30.12.5 Key Observations

  • Calling interrupt() does not stop the thread directly.
  • The interruption is detected because sleep() throws InterruptedException.
  • The worker thread terminates itself in a controlled manner.
  • Proper interruption handling allows threads to release resources and maintain program correctness.

Note

Swallowing InterruptedException without terminating or restoring the interruption status is considered bad practice and may lead to unresponsive threads.


30.13 Threads and the Main Thread

Every Java application starts with a main thread. This thread executes the main(String[]) method.

  • The main thread is a user thread.
  • The JVM remains alive as long as at least one user thread is running.
  • If the main thread terminates but other user threads exist, the JVM continues execution waiting for the user threads to be done.
  • Daemon threads do not keep JVM alive.

Understanding the role of the main thread is essential for reasoning about program termination and background processing.


30.14 Thread Concurrency and Shared State

Concurrency arises when multiple threads access shared mutable state.

  • Shared State: Any heap-based data accessible by more than one thread.
  • Race Condition: A correctness error caused by unsynchronized access to shared state.
  • Visibility Problem: A thread observes stale data due to lack of proper memory synchronization.
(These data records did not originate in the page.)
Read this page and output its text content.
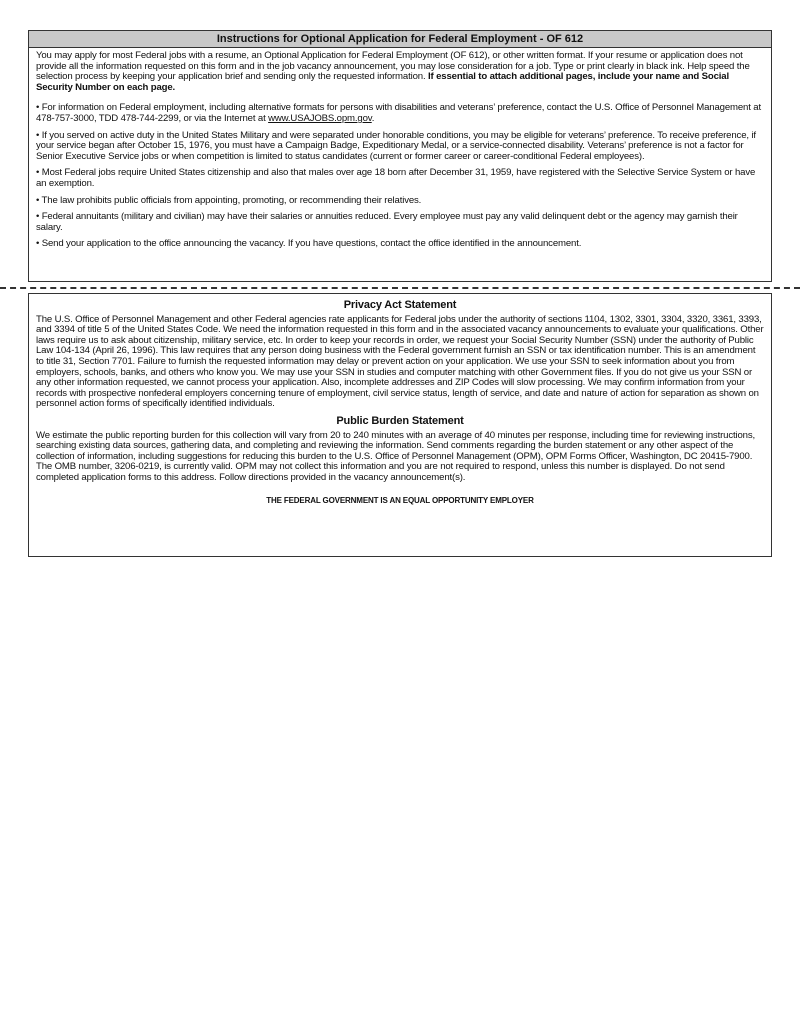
Instructions for Optional Application for Federal Employment - OF 612

You may apply for most Federal jobs with a resume, an Optional Application for Federal Employment (OF 612), or other written format. If your resume or application does not provide all the information requested on this form and in the job vacancy announcement, you may lose consideration for a job. Type or print clearly in black ink. Help speed the selection process by keeping your application brief and sending only the requested information. If essential to attach additional pages, include your name and Social Security Number on each page.

• For information on Federal employment, including alternative formats for persons with disabilities and veterans’ preference, contact the U.S. Office of Personnel Management at 478-757-3000, TDD 478-744-2299, or via the Internet at www.USAJOBS.opm.gov.

• If you served on active duty in the United States Military and were separated under honorable conditions, you may be eligible for veterans’ preference. To receive preference, if your service began after October 15, 1976, you must have a Campaign Badge, Expeditionary Medal, or a service-connected disability. Veterans’ preference is not a factor for Senior Executive Service jobs or when competition is limited to status candidates (current or former career or career-conditional Federal employees).

• Most Federal jobs require United States citizenship and also that males over age 18 born after December 31, 1959, have registered with the Selective Service System or have an exemption.

• The law prohibits public officials from appointing, promoting, or recommending their relatives.

• Federal annuitants (military and civilian) may have their salaries or annuities reduced. Every employee must pay any valid delinquent debt or the agency may garnish their salary.

• Send your application to the office announcing the vacancy. If you have questions, contact the office identified in the announcement.

Privacy Act Statement

The U.S. Office of Personnel Management and other Federal agencies rate applicants for Federal jobs under the authority of sections 1104, 1302, 3301, 3304, 3320, 3361, 3393, and 3394 of title 5 of the United States Code. We need the information requested in this form and in the associated vacancy announcements to evaluate your qualifications. Other laws require us to ask about citizenship, military service, etc. In order to keep your records in order, we request your Social Security Number (SSN) under the authority of Public Law 104-134 (April 26, 1996). This law requires that any person doing business with the Federal government furnish an SSN or tax identification number. This is an amendment to title 31, Section 7701. Failure to furnish the requested information may delay or prevent action on your application. We use your SSN to seek information about you from employers, schools, banks, and others who know you. We may use your SSN in studies and computer matching with other Government files. If you do not give us your SSN or any other information requested, we cannot process your application. Also, incomplete addresses and ZIP Codes will slow processing. We may confirm information from your records with prospective nonfederal employers concerning tenure of employment, civil service status, length of service, and date and nature of action for separation as shown on personnel action forms of specifically identified individuals.

Public Burden Statement

We estimate the public reporting burden for this collection will vary from 20 to 240 minutes with an average of 40 minutes per response, including time for reviewing instructions, searching existing data sources, gathering data, and completing and reviewing the information. Send comments regarding the burden statement or any other aspect of the collection of information, including suggestions for reducing this burden to the U.S. Office of Personnel Management (OPM), OPM Forms Officer, Washington, DC 20415-7900. The OMB number, 3206-0219, is currently valid. OPM may not collect this information and you are not required to respond, unless this number is displayed. Do not send completed application forms to this address. Follow directions provided in the vacancy announcement(s).

THE FEDERAL GOVERNMENT IS AN EQUAL OPPORTUNITY EMPLOYER
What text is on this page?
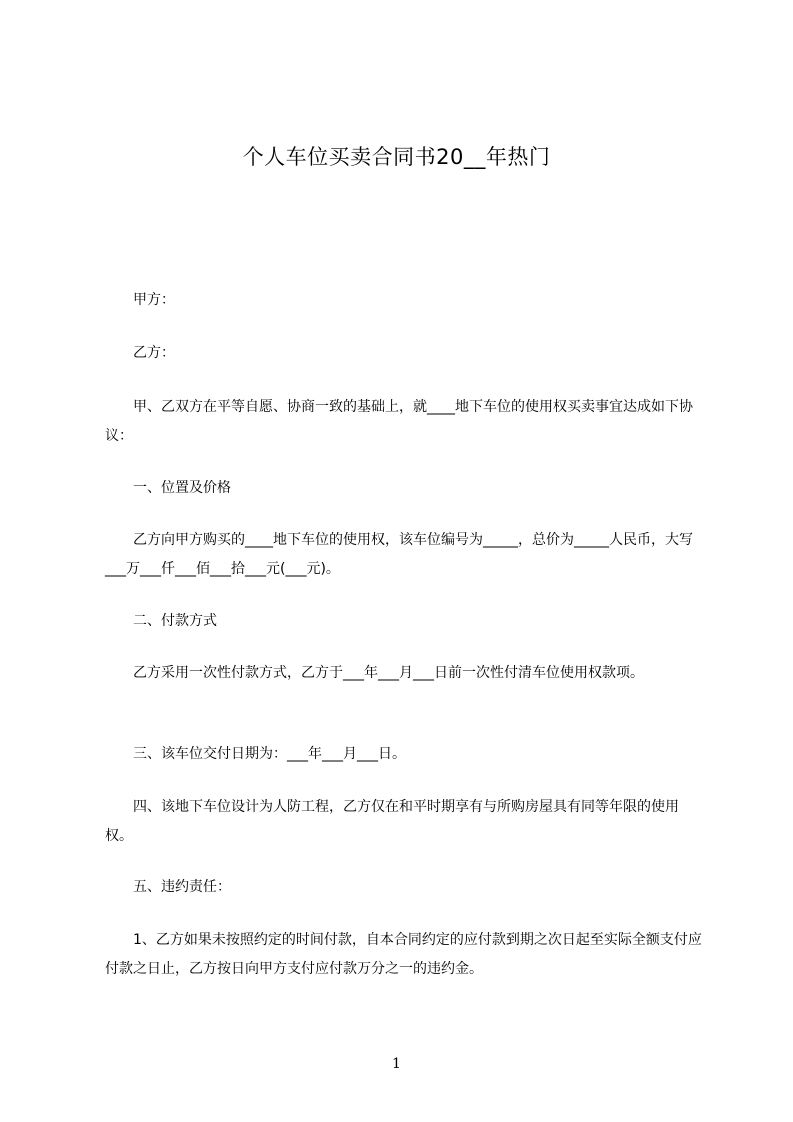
个人车位买卖合同书20__年热门
　　甲方：
　　乙方：
　　甲、乙双方在平等自愿、协商一致的基础上，就____地下车位的使用权买卖事宜达成如下协议：
　　一、位置及价格
　　乙方向甲方购买的____地下车位的使用权，该车位编号为_____，总价为_____人民币，大写___万___仟___佰___拾___元(___元)。
　　二、付款方式
　　乙方采用一次性付款方式，乙方于___年___月___日前一次性付清车位使用权款项。
　　三、该车位交付日期为：___年___月___日。
　　四、该地下车位设计为人防工程，乙方仅在和平时期享有与所购房屋具有同等年限的使用权。
　　五、违约责任：
　　1、乙方如果未按照约定的时间付款，自本合同约定的应付款到期之次日起至实际全额支付应付款之日止，乙方按日向甲方支付应付款万分之一的违约金。
1
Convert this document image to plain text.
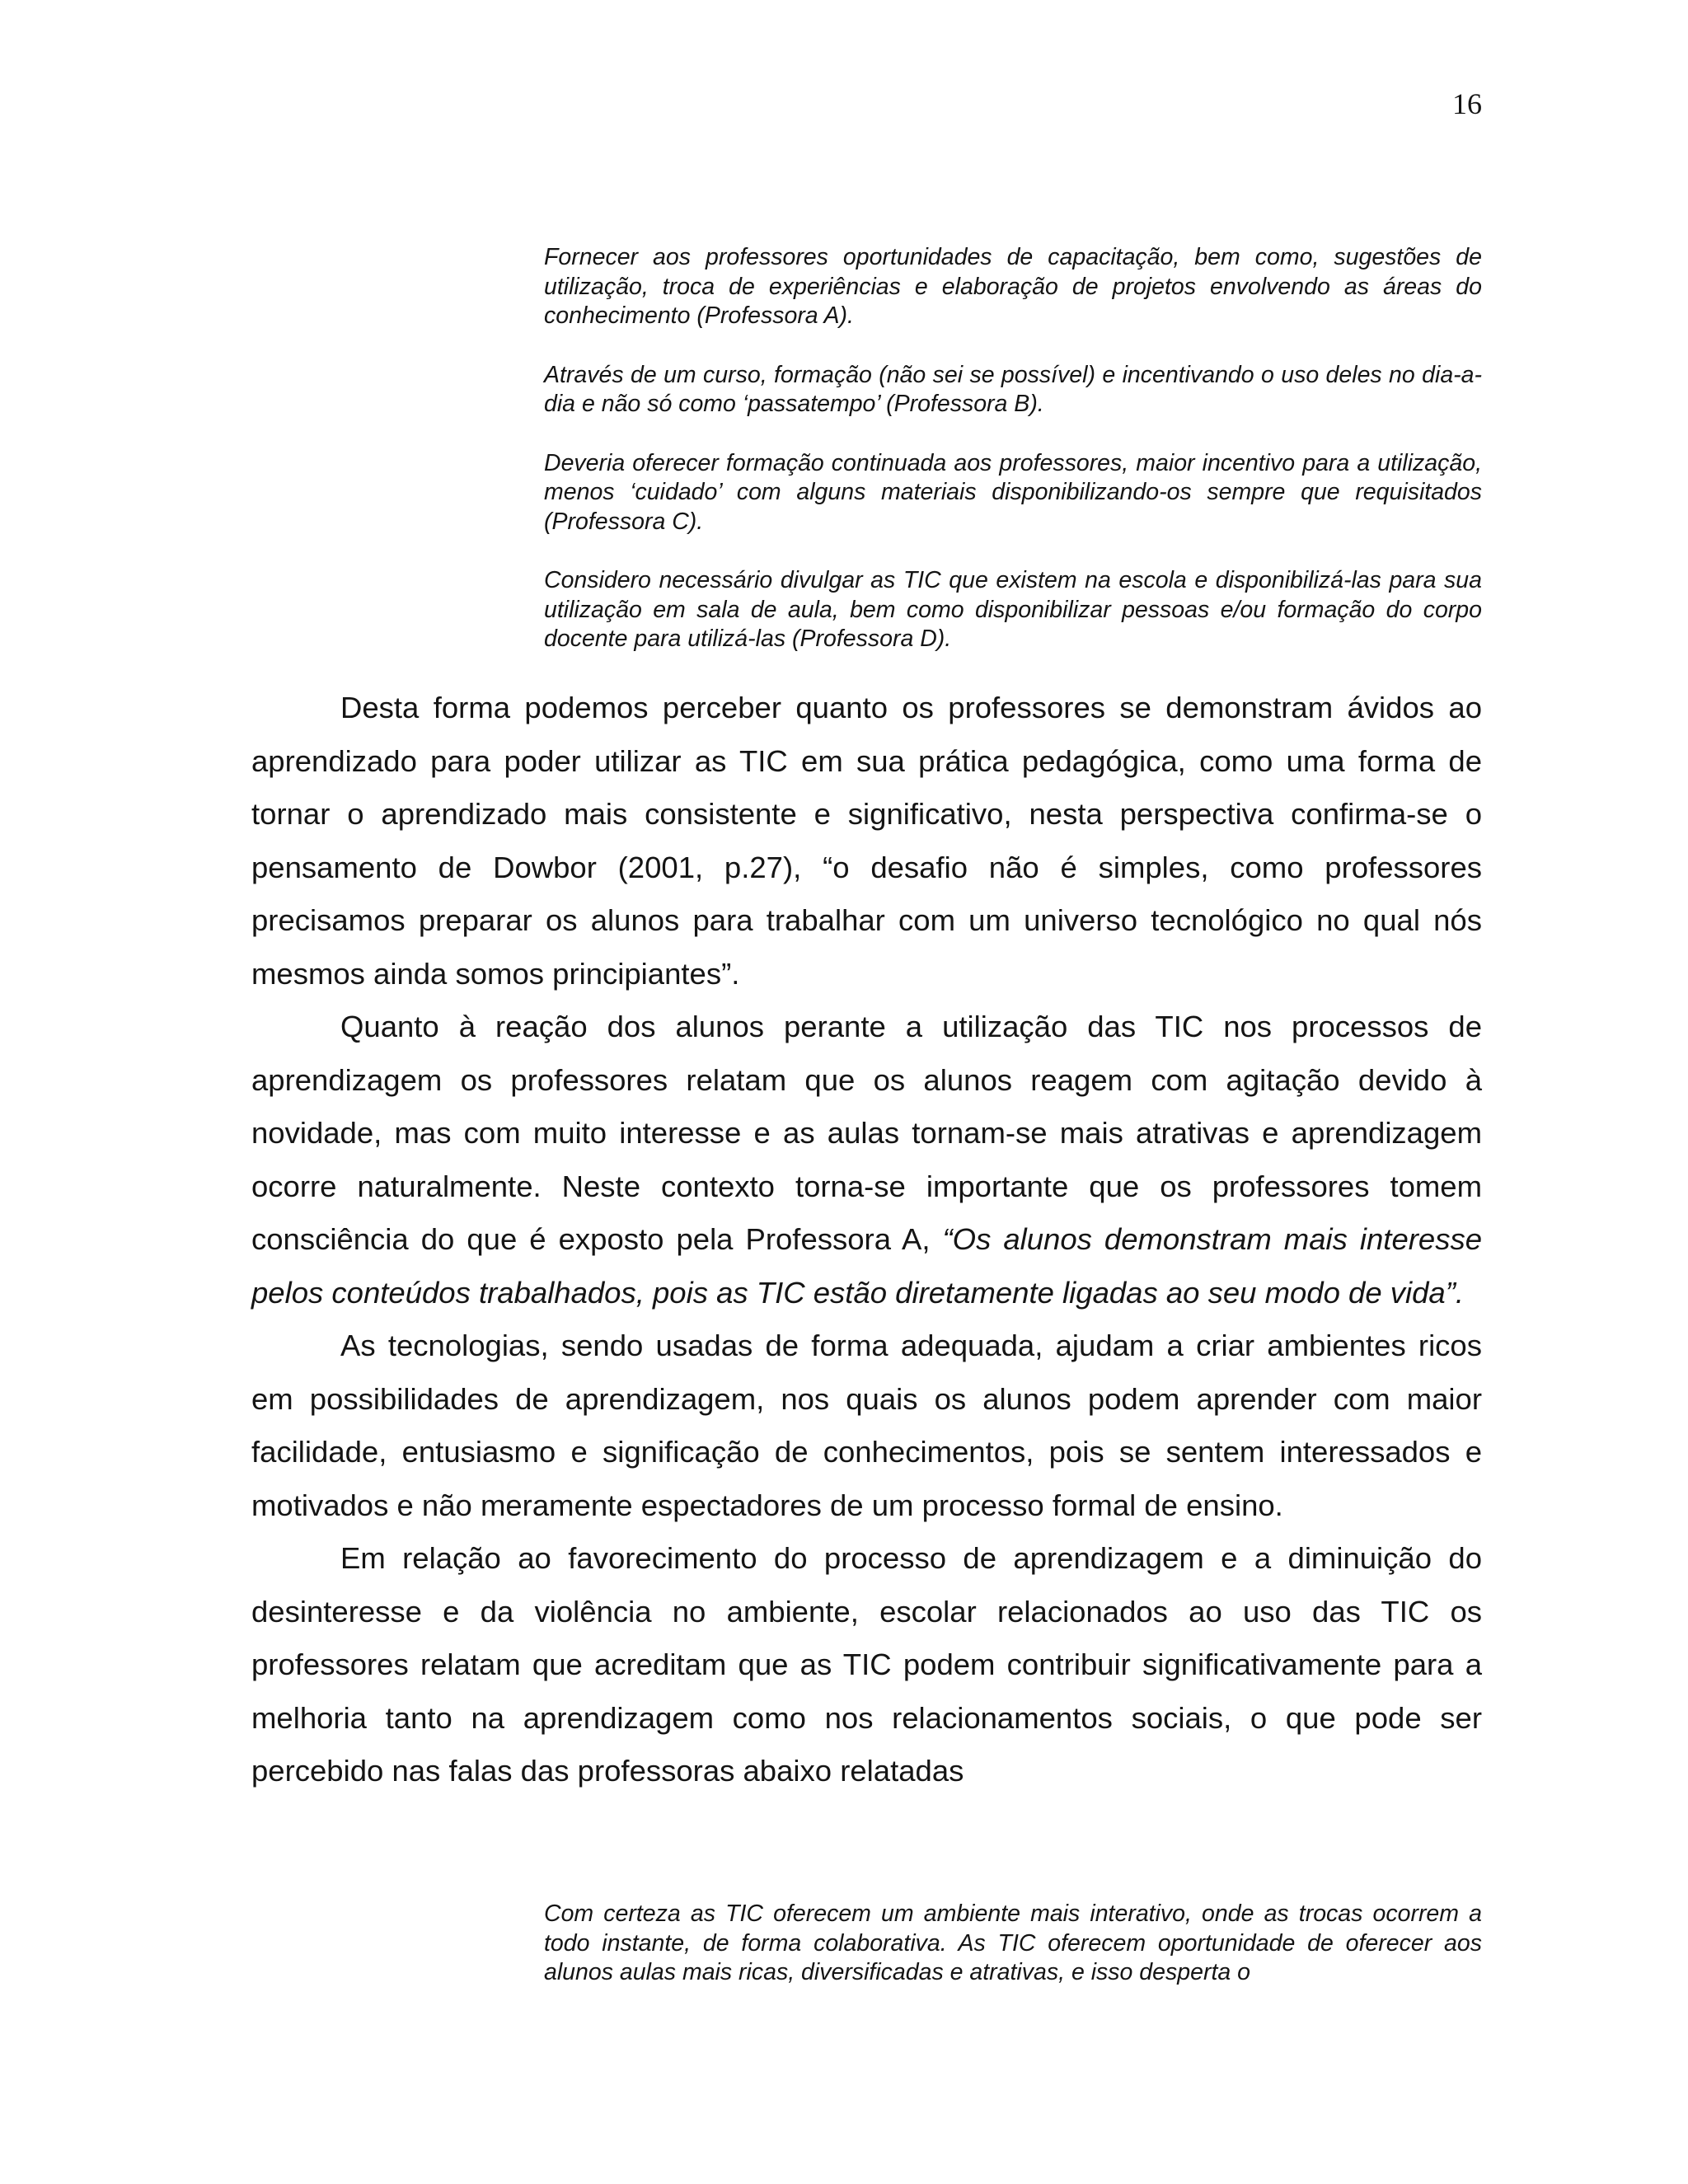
16

Fornecer aos professores oportunidades de capacitação, bem como, sugestões de utilização, troca de experiências e elaboração de projetos envolvendo as áreas do conhecimento (Professora A).

Através de um curso, formação (não sei se possível) e incentivando o uso deles no dia-a-dia e não só como ‘passatempo’ (Professora B).

Deveria oferecer formação continuada aos professores, maior incentivo para a utilização, menos ‘cuidado’ com alguns materiais disponibilizando-os sempre que requisitados (Professora C).

Considero necessário divulgar as TIC que existem na escola e disponibilizá-las para sua utilização em sala de aula, bem como disponibilizar pessoas e/ou formação do corpo docente para utilizá-las (Professora D).

Desta forma podemos perceber quanto os professores se demonstram ávidos ao aprendizado para poder utilizar as TIC em sua prática pedagógica, como uma forma de tornar o aprendizado mais consistente e significativo, nesta perspectiva confirma-se o pensamento de Dowbor (2001, p.27), “o desafio não é simples, como professores precisamos preparar os alunos para trabalhar com um universo tecnológico no qual nós mesmos ainda somos principiantes”.

Quanto à reação dos alunos perante a utilização das TIC nos processos de aprendizagem os professores relatam que os alunos reagem com agitação devido à novidade, mas com muito interesse e as aulas tornam-se mais atrativas e aprendizagem ocorre naturalmente. Neste contexto torna-se importante que os professores tomem consciência do que é exposto pela Professora A, “Os alunos demonstram mais interesse pelos conteúdos trabalhados, pois as TIC estão diretamente ligadas ao seu modo de vida”.

As tecnologias, sendo usadas de forma adequada, ajudam a criar ambientes ricos em possibilidades de aprendizagem, nos quais os alunos podem aprender com maior facilidade, entusiasmo e significação de conhecimentos, pois se sentem interessados e motivados e não meramente espectadores de um processo formal de ensino.

Em relação ao favorecimento do processo de aprendizagem e a diminuição do desinteresse e da violência no ambiente, escolar relacionados ao uso das TIC os professores relatam que acreditam que as TIC podem contribuir significativamente para a melhoria tanto na aprendizagem como nos relacionamentos sociais, o que pode ser percebido nas falas das professoras abaixo relatadas

Com certeza as TIC oferecem um ambiente mais interativo, onde as trocas ocorrem a todo instante, de forma colaborativa. As TIC oferecem oportunidade de oferecer aos alunos aulas mais ricas, diversificadas e atrativas, e isso desperta o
Java solves these with synchronization, volatile, locks, atomics, and high-level frameworks (Executors, futures).

Synchronization, volatile variables, and higher-level concurrency utilities will be studied in subsequent sections.


30.15 Summary

  • Threads are the fundamental building block of concurrent execution in Java.
  • They exist within processes, share memory, and are scheduled by the JVM in cooperation with the operating system.
  • Correct thread management avoids leaks, deadlocks, and wasted CPU.